At least not in the compute

marshall18:12:38

latest log group? the redeploy usually creates a new log group within the stream

jaret18:12:26

@petr these docs show an example of navigating the log group for exceptions

PB18:12:46

Thanks!

PB18:12:41

I think I'm going to try to redeploy with the exact name of the system used in the example (later today). I'll report back

lwhorton19:12:51

am i right in thinking that not null requirements on a standard sql column is a recipe for never being able to evolve your schema into the future? if i had foo varchar not null and a year later we deprecate foo to instead use bar, i dont want my application layer to have to carry the baggage of “filling in” old foos as well as bars?

lwhorton19:12:07

i just want to leave the app code alone which deals with foos, and everything new uses bars instead.

eraserhd19:12:14

Postgres, at least, allows efficient dropping of a "not null" constraint.

lwhorton20:12:20

is it more useful to have nothing marked not null than* to pick and choose and in the future drop it?

lwhorton20:12:36

or am i being silly by leaving everything nilable?

eraserhd20:12:43

It depends?

eraserhd20:12:25

In practice, I've seen a lot of Java code that has to check if every thing it touches is null. This comes from not having a coherent idea throughout the system of what null means (error? not yet filled in?). This is wasteful and super painful. The "not null" constraint on fields might be useful to communicate to other devs, who cannot push code which violates contracts. That said, there are other ways to validate contracts, and which is best depends on the domain.

eraserhd20:12:56

And if you don't have other developers, it's moot. Unless you have an old, dodgy brain like me.

lwhorton20:12:28

haha, :thumbsup:

Alex Miller (Clojure team)20:12:21

Datomic (and Clojure) strongly embrace the idea that you should say things that you know and omit things that you don’t

Alex Miller (Clojure team)20:12:42

or omit stating the absence of a thing, if that makes sense

4
Alex Miller (Clojure team)20:12:05

so, I do not think it is silly

lwhorton20:12:27

i just watched rich’s last talk “maybe not” and was trying to apply it to this case where i dont have datomic but want datomic in postgres

Alex Miller (Clojure team)20:12:29

but as with anything, it depends :)

lwhorton20:12:24

i do like the idea of nil means ‘i dont know’ not ‘empty to satisfy a constraint’

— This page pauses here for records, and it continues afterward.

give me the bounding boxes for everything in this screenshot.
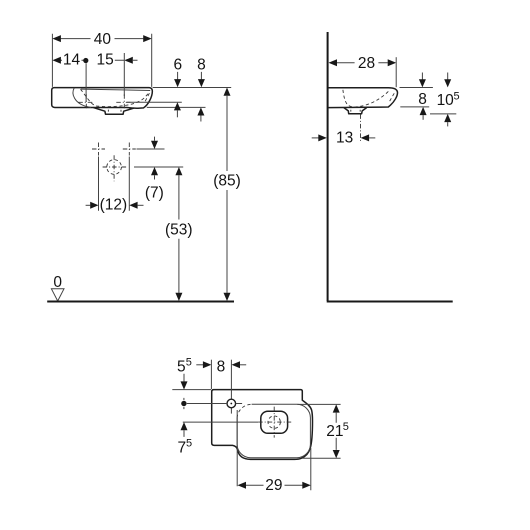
- side bottom reference line: [400, 106, 429, 108]
- dim 8/10.5: down arrows: [422, 73, 447, 80]
- wall line: [327, 32, 329, 301]
- plan drain square: [261, 411, 288, 433]
- dim 28: dimension line: [337, 62, 388, 64]
- dim 40: dimension line: [61, 38, 144, 40]
- drain bottom reference line: [430, 113, 456, 115]
- svg-text:8: 8: [217, 358, 226, 375]
- 6 reference line (tap deck): [127, 101, 182, 103]
- front view drain trap bump: [94, 108, 134, 115]
- front view hidden inner right edge (dashed): [144, 93, 149, 103]
- dim (53): line with arrows: [175, 167, 182, 175]
- svg-text:(12): (12): [100, 197, 128, 214]
- dim 13: right arrow at drain axis: [361, 134, 370, 141]
- dim 14/15: dimension line: [61, 59, 138, 61]
- svg-text:15: 15: [96, 52, 113, 69]
- svg-text:28: 28: [358, 55, 375, 72]
- dim 10.5: up arrow: [444, 114, 451, 122]
- svg-text:14: 14: [63, 52, 81, 69]
- svg-text:(53): (53): [165, 222, 193, 239]
- svg-text:8: 8: [418, 91, 427, 108]
- plan fixing dot: [181, 401, 186, 406]
- front view basin outline: [52, 88, 153, 109]
- dim 14/15: arrows and dot: [52, 57, 61, 64]
- svg-text:10: 10: [437, 92, 455, 109]
- dim 40: arrows: [52, 35, 61, 42]
- drain axis centerline (dash-dot): [360, 114, 362, 142]
- dim 8 (plan): dimension line and arrows: [196, 364, 203, 366]
- plan drain dashed circle: [268, 416, 280, 428]
- fixing hole cross right: [123, 143, 136, 156]
- side view drain trap bump: [344, 108, 366, 114]
- svg-text:29: 29: [265, 477, 282, 494]
- side view hidden inner right edge (dashed): [389, 93, 395, 103]
- front view tap hole cross 2: [116, 94, 132, 110]
- svg-text:8: 8: [197, 56, 206, 73]
- svg-text:7: 7: [177, 439, 186, 456]
- dim 29: arrows: [238, 482, 247, 489]
- top rim reference line: [153, 87, 232, 89]
- dim 8: up arrow: [197, 107, 204, 115]
- plan view inner bowl rim: [237, 404, 310, 457]
- dim 8: up arrow: [420, 107, 427, 115]
- drain crosshair: [103, 155, 127, 181]
- front view tap hole cross 1: [78, 94, 94, 110]
- datum triangle: [51, 289, 64, 301]
- dim 14: drop line from dot to tap cross: [86, 53, 124, 102]
- drain dashed circle: [107, 160, 122, 175]
- dim 6: up arrow: [174, 102, 181, 110]
- fixing row reference line: [137, 148, 165, 150]
- wall plane extension line (plan top): [172, 389, 211, 391]
- dim (85): line with arrows: [224, 88, 231, 96]
- drain center reference line to left: [183, 421, 258, 423]
- dim 28: extension line: [395, 57, 397, 87]
- dim (7): up arrow: [151, 167, 158, 175]
- svg-text:13: 13: [336, 130, 353, 147]
- 8 reference line (basin bottom): [147, 106, 206, 108]
- plan view inner bowl rim hidden corner (dashed): [237, 404, 252, 418]
- front view hidden bowl contour (dashed): [81, 89, 149, 106]
- side view basin profile: [329, 88, 398, 108]
- dim (12): arrows: [86, 204, 91, 206]
- svg-text:6: 6: [173, 56, 182, 73]
- dim 21.5: line with arrows: [333, 404, 340, 412]
- plan drain crosshair: [258, 407, 291, 438]
- ground line right: [327, 301, 453, 303]
- svg-text:5: 5: [454, 91, 460, 103]
- svg-text:5: 5: [343, 421, 349, 433]
- front view inner rim line: [81, 89, 151, 90]
- dim 29: dimension line: [246, 484, 303, 486]
- dim 7.5: up arrow: [181, 422, 188, 430]
- dim 8 (plan): extension line left: [210, 360, 212, 389]
- dim 21.5: bottom reference line: [302, 457, 341, 459]
- dim 40: extension lines: [52, 34, 151, 87]
- ground line left: [47, 301, 234, 303]
- front view drain notch ticks: [108, 110, 121, 112]
- side view drain bump ticks: [351, 110, 360, 112]
- dim 13: left arrow outside wall: [312, 137, 319, 139]
- dim 6/8: down arrows to rim line: [178, 72, 202, 80]
- dim (7): down arrow: [154, 137, 156, 141]
- side view hidden bowl contour (dashed): [343, 90, 390, 107]
- plan tap hole: extension line through: [230, 360, 232, 414]
- svg-text:5: 5: [177, 358, 186, 375]
- dim 5.5: down arrow: [183, 374, 185, 382]
- dim 21.5: top reference line: [297, 403, 340, 405]
- dim 28: arrows: [329, 59, 338, 66]
- front view bowl left visible arc: [73, 88, 91, 108]
- svg-text:(7): (7): [145, 184, 164, 201]
- drain center reference line: [134, 166, 183, 168]
- svg-text:(85): (85): [213, 173, 241, 190]
- fixing hole cross left: [92, 143, 105, 156]
- svg-text:21: 21: [326, 423, 343, 440]
- plan view outline: [212, 390, 313, 460]
- side top rim reference line: [400, 87, 433, 89]
- svg-text:40: 40: [94, 31, 112, 48]
- svg-text:5: 5: [186, 438, 192, 450]
- dim (12): extension lines from fixing holes: [99, 157, 130, 211]
- plan tap hole circle: [227, 399, 236, 408]
- plan tap hole crosshair horizontal / fixing dot line: [187, 403, 242, 405]
- svg-text:5: 5: [186, 357, 192, 369]
- dim 29: extension lines: [237, 410, 311, 490]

Alex Miller (Clojure team)20:12:45

if you don’t know, then why say anything at all? :)

lwhorton20:12:15

well, i guess to be more clear (arghh the english language): i like the idea of nil meaning “look person, i dont even know what you’re talking about…“, which currently cant be represented in postgres (unlike datomic where you can simply omit something). and maybe the best way to do that is simply nil the field

eraserhd20:12:34

You could always make one Postgres table called "facts" with "e" "a" and "v" columns .... (jk, don't do this)

lwhorton20:12:23

between triggers, log tables, and a reified transactions table with some cleverness we’re getting close to about 25% of the power of datomic

ro620:12:24

Somewhere I read that the Drupal CMS basically does that, never confirmed it though.

shaun-mahood20:12:08

@lwhorton: Anecdotally, I've worked with systems that blow up hard if there's a null in the wrong place - particularly where it is either a vendor database and so I can't change anything, or if there are legacy or external systems that I'm integrating one of my databases with. I'm seriously considering stripping out nulls as part of my JDBC queries as a step towards migrating to Datomic and to make the Clojure code a little more consistent (though this may be a terrible idea).

lwhorton20:12:19

thanks for the insight @shaun-mahood. i’m working in an elixir system and also very much considering modifying the db connector to auto-strip nulls too. as alex said, if we dont know it why bother even declaring we dont know it.